Here’s the pdf2jpg script again:

 1:  #!/usr/bin/python
2:
3:  # author: Martin Michel
4:  # eMail: martin.michel@macscripter.net
5:  # created: 01.04.2008
6:  # modified by Dr. Drang (drdrang@gmail.com) 2009-11-20
7:
8:  # Thanks to Dinu C. Gherman for providing the
9:  # code example on http://python.net/~gherman/pdf2tiff.html
10:
11:  import sys
12:  import os
13:  from os.path import splitext
14:  from objc import YES, NO
15:  from Foundation import NSData
16:  from AppKit import *
17:
18:  NSApp = NSApplication.sharedApplication()
19:
20:  def pdf2jpg(pdfpath, resolution=300):
21:      """I am converting all pages of a PDF file to JPG images."""
22:
23:      pdfdata = NSData.dataWithContentsOfFile_(pdfpath)
24:      pdfrep = NSPDFImageRep.imageRepWithData_(pdfdata)
25:      pagecount = pdfrep.pageCount()
26:      for i in range(0, pagecount):
27:          pdfrep.setCurrentPage_(i)
28:          pdfimage = NSImage.alloc().init()
30:          origsize = pdfimage.size()
31:          width, height = origsize
32:          pdfimage.setScalesWhenResized_(YES)
33:          rf = resolution / 72.0
34:          pdfimage.setSize_((width*rf, height*rf))
35:          tiffimg = pdfimage.TIFFRepresentation()
36:          bmpimg = NSBitmapImageRep.imageRepWithData_(tiffimg)
37:          data = bmpimg.representationUsingType_properties_(NSJPEGFileType, {NSImageCompressionFactor: 1.0})
38:          jpgpath = "%s-%02d.jpg" % (splitext(pdfpath)[0], i+1)
39:          if not os.path.exists(jpgpath):
40:              data.writeToFile_atomically_(jpgpath, False)
41:
42:  if __name__ == '__main__':
43:      for pdfpath in sys.argv[1:]:
44:          pdf2jpg(pdfpath)


The resolution of the JPEG is set in Lines 33-37, where the image of the PDF page is supposed to be upsized (Lines 33-34), made into a TIFF image (Line 35), and then converted into a JPEG, (Lines 36-37).
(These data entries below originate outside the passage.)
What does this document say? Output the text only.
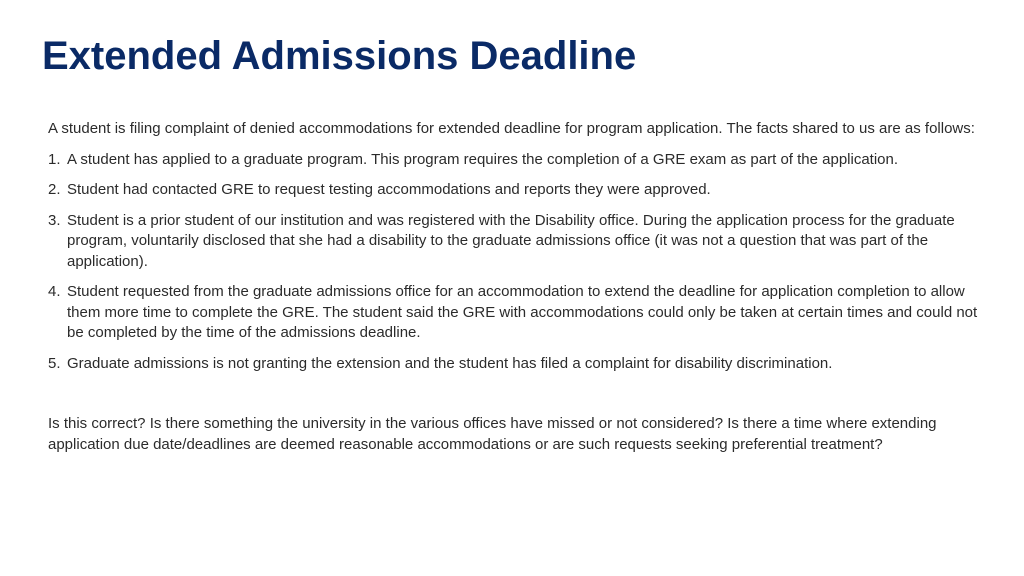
Extended Admissions Deadline

A student is filing complaint of denied accommodations for extended deadline for program application. The facts shared to us are as follows:

1. A student has applied to a graduate program. This program requires the completion of a GRE exam as part of the application.
2. Student had contacted GRE to request testing accommodations and reports they were approved.
3. Student is a prior student of our institution and was registered with the Disability office. During the application process for the graduate program, voluntarily disclosed that she had a disability to the graduate admissions office (it was not a question that was part of the application).
4. Student requested from the graduate admissions office for an accommodation to extend the deadline for application completion to allow them more time to complete the GRE. The student said the GRE with accommodations could only be taken at certain times and could not be completed by the time of the admissions deadline.
5. Graduate admissions is not granting the extension and the student has filed a complaint for disability discrimination.

Is this correct? Is there something the university in the various offices have missed or not considered? Is there a time where extending application due date/deadlines are deemed reasonable accommodations or are such requests seeking preferential treatment?
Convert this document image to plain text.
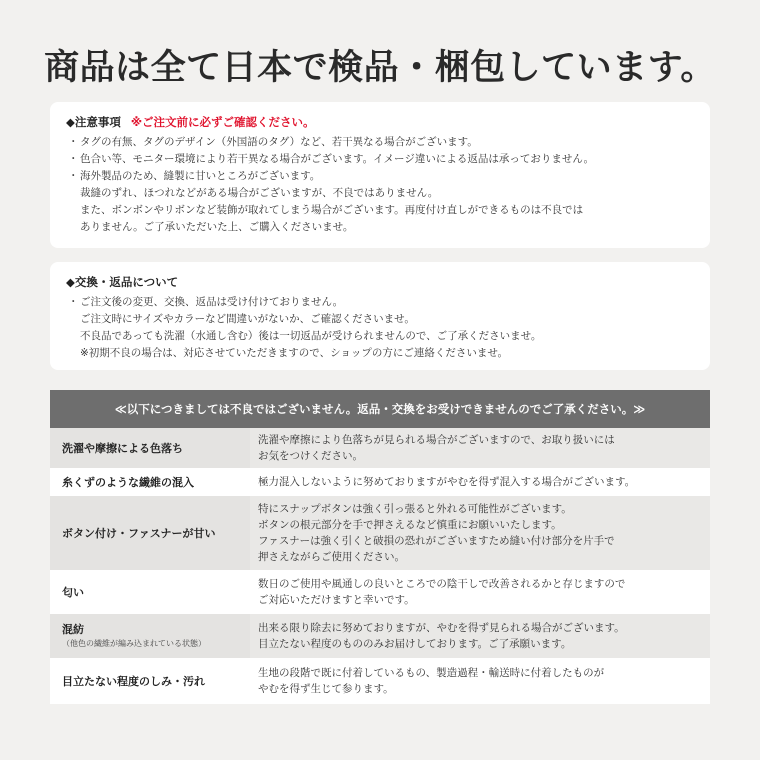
商品は全て日本で検品・梱包しています。
◆注意事項 ※ご注文前に必ずご確認ください。
・ タグの有無、タグのデザイン（外国語のタグ）など、若干異なる場合がございます。
・ 色合い等、モニター環境により若干異なる場合がございます。イメージ違いによる返品は承っておりません。
・ 海外製品のため、縫製に甘いところがございます。
裁縫のずれ、ほつれなどがある場合がございますが、不良ではありません。
また、ボンボンやリボンなど装飾が取れてしまう場合がございます。再度付け直しができるものは不良では
ありません。ご了承いただいた上、ご購入くださいませ。
◆交換・返品について
・ ご注文後の変更、交換、返品は受け付けておりません。
ご注文時にサイズやカラーなど間違いがないか、ご確認くださいませ。
不良品であっても洗濯（水通し含む）後は一切返品が受けられませんので、ご了承くださいませ。
※初期不良の場合は、対応させていただきますので、ショップの方にご連絡くださいませ。
≪以下につきましては不良ではございません。返品・交換をお受けできませんのでご了承ください。≫
洗濯や摩擦による色落ち
洗濯や摩擦により色落ちが見られる場合がございますので、お取り扱いには
お気をつけください。
糸くずのような繊維の混入	極力混入しないように努めておりますがやむを得ず混入する場合がございます。
ボタン付け・ファスナーが甘い
特にスナップボタンは強く引っ張ると外れる可能性がございます。
ボタンの根元部分を手で押さえるなど慎重にお願いいたします。
ファスナーは強く引くと破損の恐れがございますため縫い付け部分を片手で
押さえながらご使用ください。
匂い
数日のご使用や風通しの良いところでの陰干しで改善されるかと存じますので
ご対応いただけますと幸いです。
混紡
（他色の繊維が編み込まれている状態）
出来る限り除去に努めておりますが、やむを得ず見られる場合がございます。
目立たない程度のもののみお届けしております。ご了承願います。
目立たない程度のしみ・汚れ
生地の段階で既に付着しているもの、製造過程・輸送時に付着したものが
やむを得ず生じて参ります。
After a bit of experimentation involving writing out TIFF files before the JPEG conversion, it appears to me that the problem is in Line 35: the TIFF image isn’t being created at the 300 dpi resolution. So there’s either something different in Snow Leopard’s version TIFFRepresentation, or the PyObjC that comes with Snow Leopard is calling it wrong. Maybe the setScalesWhenResized_ call in Line 32 isn’t working right.

Or maybe my diagnosis is completely off and the problem lies somewhere else entirely.

So how can I convert multipage PDFs to a series of JPEGs when I’m at work? It turns out that Automator, which last week I couldn’t get to do the conversion on the iBook (but see below), can do the conversion just fine on the iMac. Here’s what the workflow looks like:

This isn’t the greatest solution in the world, because every new file is called “Sheet-xx.jpeg” instead of taking its name from the original PDF, but I suppose that can be fixed by adding an AppleScript or shell script to the workflow. Or, conversely, maybe the workflow can be called from a script that handles the names. Even if the names stay as they are, at least I’ve got the JPEGs I need.

And about the Automator workflow not performing on my iBook? Well…er…I tried it again tonight, and it worked just fine. Don’t know what I was doing wrong last week.

So now I’m left with at decision: should I try to get pdf2jpg to work on the iMac, or should I try to improve the file naming in the Automator workflow. The former appeals to me because I might actually learn something about Cocoa or PyObjC, but the latter seems more likely to yield quick results.